Based upon a manga by Yuji Iwahara that I haven't read and know nothing about, King of Thorn definitely feels like it's been condensed from its source material. As a result, you'll experience a feeling of either textual richness... or jumpiness, with ideas, events and characters coming at you faster than you might ideally want to process them. What helps the uninitiated, though, is that the set-up will feel familiar without seeming too derivative. With a haunting opening scene set in New York, followed by some lengthy exposition about a global plague called "Medousa" [sic], the film starts off by recalling I Am Legend and similarly themed films. Faced with the prospect of human extinction, a shadowy team of technologists launches a Noah's Ark-type project à la 2012. Then, after a group of specially selected Ark-dwellers wakes from their cryonic slumber to find their supposedly safe environment overrun with odd and inexplicable terrors, the film begins to look an awful like last year's Pandorum. Didn't see it? Well, when a deep space crew revives to learn that anarchy reigns and that nasty monsters are running rampant, its members must embark on a quest to discover how things got so terribly messed up.

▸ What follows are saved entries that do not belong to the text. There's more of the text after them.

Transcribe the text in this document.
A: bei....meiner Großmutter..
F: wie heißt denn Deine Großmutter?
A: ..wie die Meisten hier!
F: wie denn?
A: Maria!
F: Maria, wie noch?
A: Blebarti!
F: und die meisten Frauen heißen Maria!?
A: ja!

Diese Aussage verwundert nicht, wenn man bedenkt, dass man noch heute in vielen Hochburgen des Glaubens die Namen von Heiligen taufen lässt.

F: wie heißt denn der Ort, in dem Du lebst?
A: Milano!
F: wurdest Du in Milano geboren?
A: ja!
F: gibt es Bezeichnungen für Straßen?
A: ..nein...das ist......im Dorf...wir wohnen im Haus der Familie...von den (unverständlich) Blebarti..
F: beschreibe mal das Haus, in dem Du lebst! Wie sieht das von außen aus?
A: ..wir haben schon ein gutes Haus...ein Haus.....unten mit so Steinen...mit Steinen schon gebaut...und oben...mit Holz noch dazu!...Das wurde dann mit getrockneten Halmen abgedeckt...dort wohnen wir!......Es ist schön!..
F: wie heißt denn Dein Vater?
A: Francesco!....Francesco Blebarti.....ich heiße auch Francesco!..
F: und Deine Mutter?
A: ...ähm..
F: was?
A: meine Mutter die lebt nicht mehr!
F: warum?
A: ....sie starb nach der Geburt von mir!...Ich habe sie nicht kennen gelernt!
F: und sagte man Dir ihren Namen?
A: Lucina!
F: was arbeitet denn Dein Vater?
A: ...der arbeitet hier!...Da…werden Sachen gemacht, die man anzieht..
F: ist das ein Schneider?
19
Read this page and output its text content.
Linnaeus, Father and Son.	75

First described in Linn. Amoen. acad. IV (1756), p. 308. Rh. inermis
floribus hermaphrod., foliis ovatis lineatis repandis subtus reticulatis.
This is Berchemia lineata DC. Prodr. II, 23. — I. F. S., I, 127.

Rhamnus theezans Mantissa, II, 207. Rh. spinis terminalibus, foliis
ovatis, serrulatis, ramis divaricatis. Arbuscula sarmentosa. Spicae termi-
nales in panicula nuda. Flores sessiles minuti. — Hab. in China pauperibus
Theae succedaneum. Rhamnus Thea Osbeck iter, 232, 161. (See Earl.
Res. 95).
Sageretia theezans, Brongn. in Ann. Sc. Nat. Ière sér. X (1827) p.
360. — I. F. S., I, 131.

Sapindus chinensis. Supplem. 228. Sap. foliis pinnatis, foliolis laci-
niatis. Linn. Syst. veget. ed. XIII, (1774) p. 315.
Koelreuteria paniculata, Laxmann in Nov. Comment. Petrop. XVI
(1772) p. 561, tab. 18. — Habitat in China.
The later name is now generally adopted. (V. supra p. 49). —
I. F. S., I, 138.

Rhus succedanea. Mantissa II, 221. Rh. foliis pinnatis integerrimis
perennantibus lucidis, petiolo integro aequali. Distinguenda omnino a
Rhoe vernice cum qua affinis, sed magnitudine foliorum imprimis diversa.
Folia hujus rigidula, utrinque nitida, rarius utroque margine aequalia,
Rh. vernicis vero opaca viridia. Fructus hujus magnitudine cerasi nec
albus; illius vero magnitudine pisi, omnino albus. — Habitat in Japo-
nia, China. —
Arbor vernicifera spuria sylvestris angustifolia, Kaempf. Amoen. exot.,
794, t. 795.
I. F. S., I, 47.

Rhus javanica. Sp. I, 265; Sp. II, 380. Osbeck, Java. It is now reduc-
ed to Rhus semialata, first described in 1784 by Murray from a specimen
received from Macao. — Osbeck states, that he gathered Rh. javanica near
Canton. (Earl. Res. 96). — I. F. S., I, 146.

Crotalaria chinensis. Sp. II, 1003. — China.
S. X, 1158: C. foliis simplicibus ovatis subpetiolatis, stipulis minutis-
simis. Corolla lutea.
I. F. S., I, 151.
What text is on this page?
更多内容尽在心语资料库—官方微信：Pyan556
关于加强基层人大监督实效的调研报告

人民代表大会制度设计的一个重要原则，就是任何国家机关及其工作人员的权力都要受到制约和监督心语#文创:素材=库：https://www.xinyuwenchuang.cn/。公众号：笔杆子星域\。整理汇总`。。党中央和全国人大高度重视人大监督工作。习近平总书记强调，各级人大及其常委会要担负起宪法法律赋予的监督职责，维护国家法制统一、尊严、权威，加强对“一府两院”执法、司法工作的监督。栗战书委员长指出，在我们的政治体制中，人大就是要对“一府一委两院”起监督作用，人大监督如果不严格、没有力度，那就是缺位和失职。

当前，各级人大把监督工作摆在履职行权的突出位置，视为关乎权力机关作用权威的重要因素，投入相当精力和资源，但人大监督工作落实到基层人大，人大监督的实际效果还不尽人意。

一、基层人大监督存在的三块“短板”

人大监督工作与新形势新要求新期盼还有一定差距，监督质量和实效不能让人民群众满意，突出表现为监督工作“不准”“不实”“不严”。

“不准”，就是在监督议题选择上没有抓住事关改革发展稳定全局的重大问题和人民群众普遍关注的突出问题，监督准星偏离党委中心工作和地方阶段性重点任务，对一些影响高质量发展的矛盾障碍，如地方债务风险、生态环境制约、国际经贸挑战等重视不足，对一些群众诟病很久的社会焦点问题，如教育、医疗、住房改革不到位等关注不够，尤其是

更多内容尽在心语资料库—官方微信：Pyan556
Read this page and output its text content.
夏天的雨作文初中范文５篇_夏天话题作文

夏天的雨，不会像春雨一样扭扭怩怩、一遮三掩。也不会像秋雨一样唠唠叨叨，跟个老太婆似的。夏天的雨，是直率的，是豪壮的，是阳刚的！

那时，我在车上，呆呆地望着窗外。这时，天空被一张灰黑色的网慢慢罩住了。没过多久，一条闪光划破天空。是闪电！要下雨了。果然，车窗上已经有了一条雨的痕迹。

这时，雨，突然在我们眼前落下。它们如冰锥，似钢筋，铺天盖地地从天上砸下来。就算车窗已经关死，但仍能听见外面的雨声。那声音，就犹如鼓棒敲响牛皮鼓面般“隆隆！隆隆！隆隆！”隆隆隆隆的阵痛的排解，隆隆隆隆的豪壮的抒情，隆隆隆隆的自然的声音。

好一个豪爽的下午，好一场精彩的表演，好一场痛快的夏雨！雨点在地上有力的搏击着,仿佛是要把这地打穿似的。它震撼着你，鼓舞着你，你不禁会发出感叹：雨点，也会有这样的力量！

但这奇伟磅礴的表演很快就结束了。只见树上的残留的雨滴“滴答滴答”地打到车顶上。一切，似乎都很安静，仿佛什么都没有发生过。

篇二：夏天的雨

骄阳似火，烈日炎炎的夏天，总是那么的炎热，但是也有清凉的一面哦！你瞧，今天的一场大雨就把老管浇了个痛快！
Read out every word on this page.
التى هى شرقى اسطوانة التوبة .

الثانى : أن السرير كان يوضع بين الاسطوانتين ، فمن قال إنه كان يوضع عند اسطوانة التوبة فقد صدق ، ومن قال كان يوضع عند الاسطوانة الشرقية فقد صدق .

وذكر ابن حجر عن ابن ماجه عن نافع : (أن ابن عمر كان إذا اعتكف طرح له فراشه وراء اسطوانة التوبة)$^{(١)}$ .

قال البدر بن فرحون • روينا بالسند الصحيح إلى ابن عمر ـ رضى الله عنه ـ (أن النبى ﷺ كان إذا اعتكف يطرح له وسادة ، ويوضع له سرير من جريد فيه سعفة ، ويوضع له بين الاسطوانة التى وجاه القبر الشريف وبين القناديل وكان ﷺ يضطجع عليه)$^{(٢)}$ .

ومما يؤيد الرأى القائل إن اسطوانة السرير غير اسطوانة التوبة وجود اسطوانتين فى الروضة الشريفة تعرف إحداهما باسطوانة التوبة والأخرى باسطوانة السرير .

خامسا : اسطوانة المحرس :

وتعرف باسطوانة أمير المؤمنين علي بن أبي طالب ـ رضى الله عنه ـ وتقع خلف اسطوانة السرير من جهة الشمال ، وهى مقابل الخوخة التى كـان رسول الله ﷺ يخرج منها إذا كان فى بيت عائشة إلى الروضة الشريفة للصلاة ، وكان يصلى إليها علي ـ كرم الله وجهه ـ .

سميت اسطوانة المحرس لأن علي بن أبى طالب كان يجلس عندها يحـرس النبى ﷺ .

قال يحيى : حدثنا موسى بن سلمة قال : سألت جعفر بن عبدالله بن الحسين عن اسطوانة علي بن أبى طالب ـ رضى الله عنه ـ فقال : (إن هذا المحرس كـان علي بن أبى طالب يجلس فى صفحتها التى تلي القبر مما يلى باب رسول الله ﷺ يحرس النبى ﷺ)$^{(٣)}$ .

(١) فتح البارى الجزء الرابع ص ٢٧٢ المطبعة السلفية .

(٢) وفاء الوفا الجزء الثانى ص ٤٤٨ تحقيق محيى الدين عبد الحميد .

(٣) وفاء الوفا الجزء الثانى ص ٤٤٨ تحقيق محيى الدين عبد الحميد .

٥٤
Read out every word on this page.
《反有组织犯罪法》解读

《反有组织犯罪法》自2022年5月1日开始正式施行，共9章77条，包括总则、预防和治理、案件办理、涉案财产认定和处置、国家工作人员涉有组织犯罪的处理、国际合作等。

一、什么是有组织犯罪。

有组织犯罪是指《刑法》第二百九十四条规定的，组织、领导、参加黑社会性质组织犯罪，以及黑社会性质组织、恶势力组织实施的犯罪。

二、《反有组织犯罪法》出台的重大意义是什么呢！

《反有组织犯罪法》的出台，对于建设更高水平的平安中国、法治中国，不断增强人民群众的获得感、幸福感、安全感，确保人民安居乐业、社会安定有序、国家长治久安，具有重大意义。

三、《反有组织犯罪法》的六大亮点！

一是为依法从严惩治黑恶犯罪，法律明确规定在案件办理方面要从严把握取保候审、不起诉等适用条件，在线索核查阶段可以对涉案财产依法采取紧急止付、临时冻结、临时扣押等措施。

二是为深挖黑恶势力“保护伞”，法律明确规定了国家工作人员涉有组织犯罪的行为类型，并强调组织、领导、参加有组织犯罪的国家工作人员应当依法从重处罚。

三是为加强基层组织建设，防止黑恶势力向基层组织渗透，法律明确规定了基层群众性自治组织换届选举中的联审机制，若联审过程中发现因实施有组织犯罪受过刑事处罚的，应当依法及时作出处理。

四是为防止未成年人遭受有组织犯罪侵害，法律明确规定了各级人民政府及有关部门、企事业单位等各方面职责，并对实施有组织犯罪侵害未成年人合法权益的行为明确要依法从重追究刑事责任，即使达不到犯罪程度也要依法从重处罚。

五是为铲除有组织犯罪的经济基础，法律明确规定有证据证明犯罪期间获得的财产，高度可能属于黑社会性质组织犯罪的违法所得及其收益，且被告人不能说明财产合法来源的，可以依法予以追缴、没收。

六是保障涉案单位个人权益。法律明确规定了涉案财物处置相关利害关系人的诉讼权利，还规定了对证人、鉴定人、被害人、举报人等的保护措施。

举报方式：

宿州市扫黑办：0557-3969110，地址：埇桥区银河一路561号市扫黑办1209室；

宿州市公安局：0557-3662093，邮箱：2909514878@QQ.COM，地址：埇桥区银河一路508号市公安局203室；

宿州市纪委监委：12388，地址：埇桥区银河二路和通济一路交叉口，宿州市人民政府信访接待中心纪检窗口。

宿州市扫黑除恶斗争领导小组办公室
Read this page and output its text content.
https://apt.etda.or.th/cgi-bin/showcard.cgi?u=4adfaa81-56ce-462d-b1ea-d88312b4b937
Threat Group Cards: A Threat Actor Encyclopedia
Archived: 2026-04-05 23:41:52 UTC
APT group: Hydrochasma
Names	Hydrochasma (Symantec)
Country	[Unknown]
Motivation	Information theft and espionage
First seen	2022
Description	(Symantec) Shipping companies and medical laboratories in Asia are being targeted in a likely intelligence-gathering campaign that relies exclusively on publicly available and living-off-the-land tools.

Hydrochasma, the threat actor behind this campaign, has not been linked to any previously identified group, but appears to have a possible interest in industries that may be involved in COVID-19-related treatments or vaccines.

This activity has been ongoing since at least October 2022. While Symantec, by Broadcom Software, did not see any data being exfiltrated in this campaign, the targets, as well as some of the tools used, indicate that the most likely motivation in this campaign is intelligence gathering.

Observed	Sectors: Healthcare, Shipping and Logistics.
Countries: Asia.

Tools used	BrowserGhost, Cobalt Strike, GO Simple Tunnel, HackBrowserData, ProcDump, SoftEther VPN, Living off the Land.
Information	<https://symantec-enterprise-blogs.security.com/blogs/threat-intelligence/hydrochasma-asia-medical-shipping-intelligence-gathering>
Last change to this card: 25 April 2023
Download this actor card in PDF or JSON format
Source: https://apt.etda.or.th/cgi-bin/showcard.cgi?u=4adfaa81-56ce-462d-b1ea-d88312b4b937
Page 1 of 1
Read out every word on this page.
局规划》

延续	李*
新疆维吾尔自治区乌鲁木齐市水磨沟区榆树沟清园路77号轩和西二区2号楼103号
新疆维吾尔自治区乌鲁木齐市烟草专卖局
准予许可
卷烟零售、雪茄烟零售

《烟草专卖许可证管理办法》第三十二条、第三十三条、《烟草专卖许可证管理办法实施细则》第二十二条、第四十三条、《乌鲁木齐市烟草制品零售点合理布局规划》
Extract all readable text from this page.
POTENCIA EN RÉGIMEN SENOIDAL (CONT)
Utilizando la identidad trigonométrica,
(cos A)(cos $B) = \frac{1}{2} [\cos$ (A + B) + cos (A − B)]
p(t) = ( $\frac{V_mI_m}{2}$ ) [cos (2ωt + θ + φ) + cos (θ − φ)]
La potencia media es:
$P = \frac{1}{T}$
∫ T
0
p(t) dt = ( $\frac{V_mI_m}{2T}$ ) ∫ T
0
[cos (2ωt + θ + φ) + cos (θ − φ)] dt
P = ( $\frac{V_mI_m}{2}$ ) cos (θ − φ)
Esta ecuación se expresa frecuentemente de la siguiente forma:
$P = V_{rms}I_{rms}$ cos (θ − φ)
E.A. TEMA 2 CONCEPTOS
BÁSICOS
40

So while there's some strong overlap here, the difference is that King of Thorn strikes me as a lot smarter. Or maybe it isn't, really, and that's just my perception. Maybe I'm just overly impressed with the references to classical mythology and the psychological import of fairy tales ("Sleeping Beauty" plays a key part in the plot and imagery). More likely, I can't help noticing that while Pandorum starts sharp and gets more conventional (and dumber) on its way to its ho-hum twist ending, King of Thorn gets decidedly brainier as it progresses to its impressive twist-upon-twist ending.
Better still, nothing from the early parts of the film is ultimately meaningless, which helps redeem passages that at the time might seem random or precious. The weird yet intense relationship between a pair of twins (I know, it sounds like a cliché), the usual assortment of character types thrown together (cute child, hunky bad boy, et al.), the overall trippiness of the setting/mood when they first wake up--all of it signifies something, and the end result is a conclusion which is strangely satisfying.
Yet for some viewers the pretty standard pursuit sequences, the impossibly high-pitched female voices, and the occasional air of self-importance will be off-putting. But that's anime to me--those sorts of things come with the territory to some extent. In fact, the only reason I mention them at all is that King of Thorn is screening at a festival, Japan Cuts, where it's the only animated feature, so it may gain the attention of audiences that don't normally go for anime. By the way, the animation itself, although generally quite strong, is uneven in places, especially in certain establishing shots of a Scottish castle that look both flat and textureless.
Still, I doubt the animation quality, or even the characters, is the reason to see King of Thorn--it's the ideas. Perhaps, in fact, the film is guilty of being too cerebral and not emotionally satisfying. Even so, it definitely shares something important with most of the other films in the Japan Cuts lineup: it makes you think.